Washington, USA - Mel Bamel, 81, has been in the coronary unit of the hospital for just over a week. He's feeling a little better today. He was able enjoy the artichokes his daughter Liz brought over for dinner last night.
But he's worried about his pacemaker, his nausea and his slurred speech. He's worried that the doctors who know him best are scattered at several hospitals around Washington and its suburbs, and that the physicians who are caring for him here can't quite agree on what's wrong with him or how to fix it.
He's worried about how long he'll stay here, which nursing home rehab unit he'll go to next, and whether he'll be able to return to his own home some day. He certainly doesn't want to go back to the last rehab center, where the air conditioner broke down in the midst of a hot and sticky Washington summer.
Sitting by his side was Joannie Friend, a nurse who talked about his symptoms, explained the side effects of his drugs, and gave advice on coordinating care from all those doctors. She promised to call around to find a nursing home that would be right for him. She spent about 45 minutes with him, and clasped his hands in prayer before she left.
Friend is not part of the hospital. She is a parish nurse, working out of her Presbyterian church in Bethesda, Maryland, a Washington suburb.
Parish nursing, which is also called faith community and congregational nursing, has been around since the mid-1980s but it has grown recently to plug some of the health care gaps in a nation where 47 million people lack insurance.
Experts estimate between 7,000 and 11,000 churches and a handful of synagogues have nurses, weaving a safety net for a health care system that doesn't do a particularly good job in managing chronic disease, teaching preventive health, or supporting the home-bound elderly or the dying.
A recent survey of 6,000 churches by the National Council of Churches USA found that 70 percent provided some health care by trained professionals, whether paid or volunteer. Half gave financial help to people who couldn't pay medical bills.
The movement is alive Australia, Britain, Canada and New Zealand, among other countries.
The specifics, naturally, vary. A nurse at a church with many young families may focus on well-baby visits and helping new parents adjust. One whose congregants are elderly might focus on fall prevention or helping people tap into community services for the aging, said Alyson Breisch, who trains parish nurses at Duke University and also nurses at her own church, the United Church of Chapel Hill in North Carolina.
BODY, MIND, SPIRIT
Such nurses also provide a spiritual component to healing. Sometimes it takes the form of a traditional religious practice, like Friend's moment of prayer with Bamel. Sometimes it's more amorphous, addressing people's values and sense of meaning in life.
"Every nurse worth her salt says she takes care of the body, mind and spirit. And we are all spiritual people whether we believe in God or not," said Alvyne Rethemyer, director of the International Parish Nurse Resource Center. "Our spirituality is affected by our health, and our health is affected by our spirituality."
For a variety of legal and regulatory reasons, parish nurses typically don't do things like dress wounds, change IVs, or administer injections, although they might run an annual flu shot or childhood immunization clinic at the church.
They do teach people at the church, in homes, and at hospitals how to manage diseases like hypertension, asthma or diabetes. And they serve as advocates to bewildered patients trying to navigate a fragmented medical system.
Since the parish nursing movement gained momentum in the Chicago area in 1984, it has spread across the country. Nurses work in both liberal and conservative denominations, rich communities and poor ones, cities and suburbs. Sometimes they take on multiple missions.

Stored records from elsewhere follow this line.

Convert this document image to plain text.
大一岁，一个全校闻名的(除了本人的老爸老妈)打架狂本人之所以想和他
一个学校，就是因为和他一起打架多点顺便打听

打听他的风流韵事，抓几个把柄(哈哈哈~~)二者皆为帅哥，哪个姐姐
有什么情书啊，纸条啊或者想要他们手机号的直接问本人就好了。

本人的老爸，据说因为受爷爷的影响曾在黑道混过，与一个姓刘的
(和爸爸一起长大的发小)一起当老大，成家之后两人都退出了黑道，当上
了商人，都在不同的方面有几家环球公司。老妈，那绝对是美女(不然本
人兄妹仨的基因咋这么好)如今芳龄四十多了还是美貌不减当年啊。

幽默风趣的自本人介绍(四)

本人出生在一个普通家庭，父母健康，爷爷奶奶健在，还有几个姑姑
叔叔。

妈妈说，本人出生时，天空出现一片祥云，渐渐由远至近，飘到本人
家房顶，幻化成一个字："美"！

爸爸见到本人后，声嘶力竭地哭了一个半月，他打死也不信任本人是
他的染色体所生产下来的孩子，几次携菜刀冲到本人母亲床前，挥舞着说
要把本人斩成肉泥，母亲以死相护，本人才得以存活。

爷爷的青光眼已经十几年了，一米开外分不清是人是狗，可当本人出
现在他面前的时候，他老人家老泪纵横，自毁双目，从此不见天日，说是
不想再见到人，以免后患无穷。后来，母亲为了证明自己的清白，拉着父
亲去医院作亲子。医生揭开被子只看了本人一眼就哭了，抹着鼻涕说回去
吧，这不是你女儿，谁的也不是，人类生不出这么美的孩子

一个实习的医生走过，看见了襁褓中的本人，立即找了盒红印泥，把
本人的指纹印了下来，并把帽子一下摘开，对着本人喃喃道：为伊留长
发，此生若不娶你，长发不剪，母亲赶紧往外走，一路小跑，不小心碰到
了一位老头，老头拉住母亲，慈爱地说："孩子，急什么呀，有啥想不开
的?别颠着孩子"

Most members of St. Paul United Church of Christ in St. Louis are elderly and white and Mary Ann Brischetto helps them deal with chronic diseases of aging. When appropriate, she gently helps them plan their end of life care.
But the church has also reached out to poor younger families in crisis, whose health, economic, social and emotional problems are intermeshed, and who may respond better to a nurse than to a case worker at the welfare office.
Brischetto helps connect them to health and social services they may not have known they were eligible for; in several cases, she has been able to get a correct diagnosis instead of an inaccurate label for a troubled child. She cites the case of a boy deemed mentally retarded because of poor school performance who needed nothing more than an eye exam and a strong pair of glasses.
And she recalled one recent night when she divided her time between the hospital bedside of a dying old woman, and the local jail where a 17-year-old boy was being held.
"It's the most exciting form of nursing that there is," she said. "This is not a field of nursing you go into to retire. You go to give life, and to share in life."